Finger pointing: Enron changes nothing
Filed in archive SOX by leon on June 06, 2006
According to Weiss, the only lesson corporations learned was how to point the finger at everyone else. And Sarbanes-Oxley will do nothing to stop it happening again.
"Theoretically, Sarbox would have prevented Enron from happening. Realistically, it wouldn't have done a thing, because an exec with "derring-do" such as Skilling (to quote a February 2001 Business Week cover story) would surely have found a way around it. Not that it would have taken much effort. Sarbox requires, for example, that at least one member of every board audit committee be a "financial expert." It requires that an "internal control report" describe how management has done a good job of tackling all those pesky numbers and checked 'em real good. And, of course, the company must tell us -- immediately! -- about any changes in the "code of ethics" for its chief number crunchers. The cost of complying with these and similar requirements has annoyed some smaller companies, adding to the overall luster of Sarbox when viewed from afar.

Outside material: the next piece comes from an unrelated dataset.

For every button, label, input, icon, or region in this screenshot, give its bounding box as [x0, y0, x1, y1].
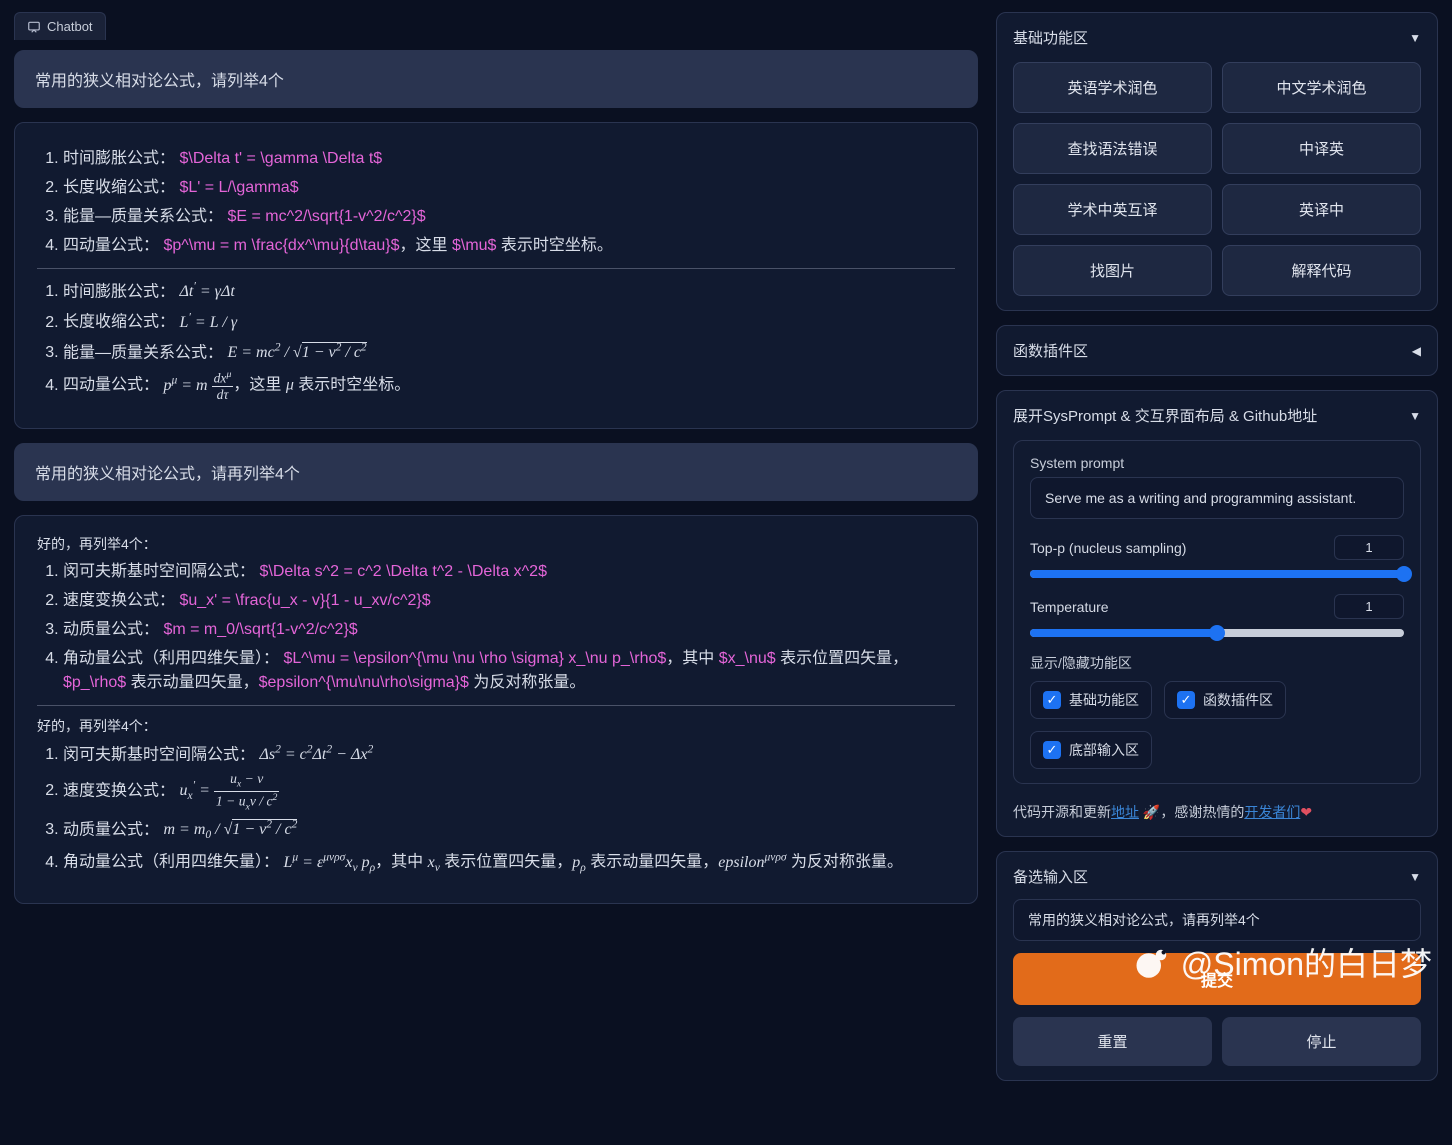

"What Sarbox has never done, and never could do, is change corporate behavior, anymore than you can stop a car thief by taping a Do Not Steal sign to the dashboard. Remember that CEOs who are going to pull off a mega-scam like Enron, or even a routine stock swindle or accounting trick, are not going to be deterred by a law book or someone with a stinkin' badge. They have a more pragmatic view of corporate responsibility -- they feel they don't have any. If you listened closely, you heard the Enron management credo at the trial. It is the same philosophy that has been employed by second-story men and Mafia bosses since the dawn of the first proto-scam. It can be summed up as, 'If it's broke, it ain't broke, and anyway it ain't my fault.' "
This is why the calls to overhaul Sarbanes-Oxley won't stop.
The latest is another strong attack from Professor Stephen Bainbridge in TCS Daily.
Bainbridge raises some excellent points.
But the problem for those wanting to dismantle Sarbox boils down to this: while the slums of the rich are still, in the words of Weiss, breeding corporate delinquents, laws like Sarbanes-Oxley are only likely to get more entrenched.